Цезер, сглотнув слюну, вздыхает:

— Жаль, сэр Флорис не дожил — нелишним был бы сейчас. Великий воин — мало таких. Завтра, чую, без боя не обойтись — много ли солдат король послал, мало ли, а погань нас все равно потреплет. Дни мрака — свет им не великая помеха сейчас.

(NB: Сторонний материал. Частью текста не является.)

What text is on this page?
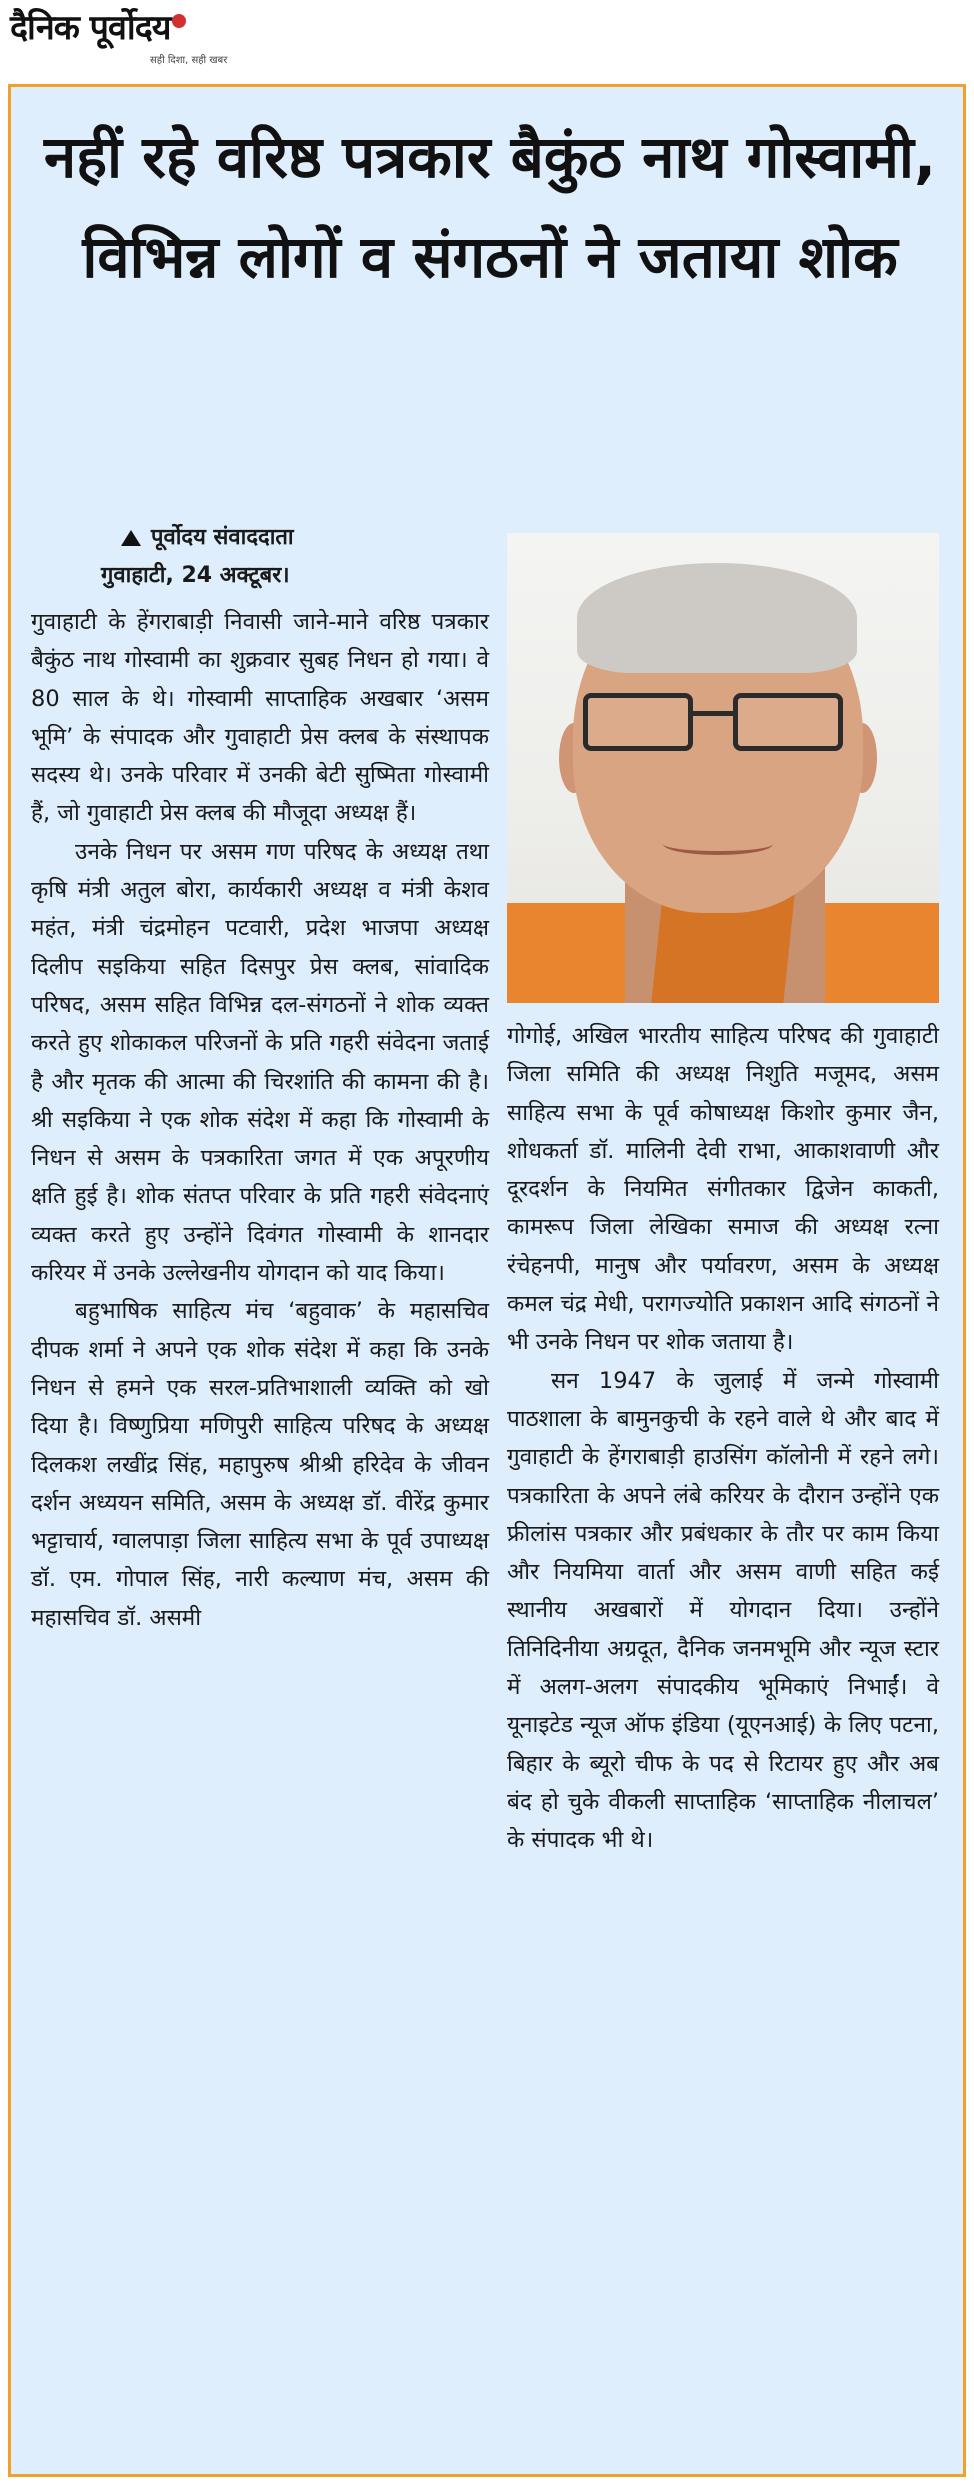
दैनिक पूर्वोदय
सही दिशा, सही खबर
नहीं रहे वरिष्ठ पत्रकार बैकुंठ नाथ गोस्वामी, विभिन्न लोगों व संगठनों ने जताया शोक
पूर्वोदय संवाददाता
गुवाहाटी, 24 अक्टूबर।

गुवाहाटी के हेंगराबाड़ी निवासी जाने-माने वरिष्ठ पत्रकार बैकुंठ नाथ गोस्वामी का शुक्रवार सुबह निधन हो गया। वे 80 साल के थे। गोस्वामी साप्ताहिक अखबार ‘असम भूमि’ के संपादक और गुवाहाटी प्रेस क्लब के संस्थापक सदस्य थे। उनके परिवार में उनकी बेटी सुष्मिता गोस्वामी हैं, जो गुवाहाटी प्रेस क्लब की मौजूदा अध्यक्ष हैं।

उनके निधन पर असम गण परिषद के अध्यक्ष तथा कृषि मंत्री अतुल बोरा, कार्यकारी अध्यक्ष व मंत्री केशव महंत, मंत्री चंद्रमोहन पटवारी, प्रदेश भाजपा अध्यक्ष दिलीप सइकिया सहित दिसपुर प्रेस क्लब, सांवादिक परिषद, असम सहित विभिन्न दल-संगठनों ने शोक व्यक्त करते हुए शोकाकल परिजनों के प्रति गहरी संवेदना जताई है और मृतक की आत्मा की चिरशांति की कामना की है। श्री सइकिया ने एक शोक संदेश में कहा कि गोस्वामी के निधन से असम के पत्रकारिता जगत में एक अपूरणीय क्षति हुई है। शोक संतप्त परिवार के प्रति गहरी संवेदनाएं व्यक्त करते हुए उन्होंने दिवंगत गोस्वामी के शानदार करियर में उनके उल्लेखनीय योगदान को याद किया।

बहुभाषिक साहित्य मंच ‘बहुवाक’ के महासचिव दीपक शर्मा ने अपने एक शोक संदेश में कहा कि उनके निधन से हमने एक सरल-प्रतिभाशाली व्यक्ति को खो दिया है। विष्णुप्रिया मणिपुरी साहित्य परिषद के अध्यक्ष दिलकश लखींद्र सिंह, महापुरुष श्रीश्री हरिदेव के जीवन दर्शन अध्ययन समिति, असम के अध्यक्ष डॉ. वीरेंद्र कुमार भट्टाचार्य, ग्वालपाड़ा जिला साहित्य सभा के पूर्व उपाध्यक्ष डॉ. एम. गोपाल सिंह, नारी कल्याण मंच, असम की महासचिव डॉ. असमी

गोगोई, अखिल भारतीय साहित्य परिषद की गुवाहाटी जिला समिति की अध्यक्ष निशुति मजूमद, असम साहित्य सभा के पूर्व कोषाध्यक्ष किशोर कुमार जैन, शोधकर्ता डॉ. मालिनी देवी राभा, आकाशवाणी और दूरदर्शन के नियमित संगीतकार द्विजेन काकती, कामरूप जिला लेखिका समाज की अध्यक्ष रत्ना रंचेहनपी, मानुष और पर्यावरण, असम के अध्यक्ष कमल चंद्र मेधी, परागज्योति प्रकाशन आदि संगठनों ने भी उनके निधन पर शोक जताया है।

सन 1947 के जुलाई में जन्मे गोस्वामी पाठशाला के बामुनकुची के रहने वाले थे और बाद में गुवाहाटी के हेंगराबाड़ी हाउसिंग कॉलोनी में रहने लगे। पत्रकारिता के अपने लंबे करियर के दौरान उन्होंने एक फ्रीलांस पत्रकार और प्रबंधकार के तौर पर काम किया और नियमिया वार्ता और असम वाणी सहित कई स्थानीय अखबारों में योगदान दिया। उन्होंने तिनिदिनीया अग्रदूत, दैनिक जनमभूमि और न्यूज स्टार में अलग-अलग संपादकीय भूमिकाएं निभाईं। वे यूनाइटेड न्यूज ऑफ इंडिया (यूएनआई) के लिए पटना, बिहार के ब्यूरो चीफ के पद से रिटायर हुए और अब बंद हो चुके वीकली साप्ताहिक ‘साप्ताहिक नीलाचल’ के संपादक भी थे।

— Не накликай беды, — мрачно обрывает его Арисат. — Бой бою рознь — если погани будет немного, пройдем через нее даже с бабами и телегами. С кровью, конечно, но как тут без нее обойтись… Сэр страж, там, у брода, нас сейчас все здешние твари ждут. Они со всей округи собрались — встречают. Неделя у них была для этого — тут любой подготовиться успеет. Если на них нападут солдаты, то… Солдаты точно ударят? Йена, а ты брось подслушивать мужицкие разговоры!

Девушка, покончив с окороком, оставила нож в покое, начала расставлять бокалы. Ушки действительно будто выросли в два раза каждое слово ловит. И на Арисата ноль внимания — упорно делает вид, что не к ней обращаются.

Как ни оттягивал я этот момент, а он все равно наступил.

Пора: надо решаться.

Сглотнул предательский комок в горле, ухватился за топор, снял с пояса, перехватил поудобнее, шагнул вперед.

Йена как раз обошла низкий стол по кругу, склонилась с последним бокалом, стоя ко мне спиной. Еще шаг, взмах, резкий удар. Лезвие с тошнотворным хрустом вгрызается в шею наискосок, жестоко вдавливает в плоть пышные волосы, кровь брызжет на пласты пахучего окорока, девушка падает, сбивает щит с бочонка, заваливается набок безжизненной куклой.

И все — больше ничего не происходит. Я, глядя надело своих рук, чувствую, как душа опускается в пятки, а потом еще ниже — проваливается в бездну. И хочется лететь следом за ней… И пустота в груди, и слабость в коленях. Я дурак. Я убил хорошего человека. И какого человека… Столько перенести, столько пройти — и умереть от руки идиота, нафантазировавшего черт знает что. Считающего себя самым умным и проницательным. Человек развитого общества, свысока поплевывавший на доверчивых туземцев. Высасывающий из пальца далеко идущие выводы, столь же глупые, как и сам…

Заигравшийся в свое величие до того, что начал убивать… Непогрешимый страж, не способный ошибиться…

Как же я мог…

Скотина!

Сволочь!

Погань — самая настоящая погань!

— Да пусть бы подслушивала, не убивать же за такое… за что ж вы так ее… — хрипло лопочет ошеломленный Арисат.

Первые произнесенные слова — все как громом пораженные стоят. Да и он еще не пришел в себя, иначе бы подобную чушь не нес.

Я понял, что мне лучше умереть прямо сейчас, на этом месте. Мало того что убил ни в чем не повинную девушку, да еще и завел всех этих людей в западню, сам ее тщательно подготовив. Я действительно тварь — погани до меня далеко.

Попугай, взмахнув крыльями, обдал ухо брызгами дождевой воды, с пронзительным криком взлетел.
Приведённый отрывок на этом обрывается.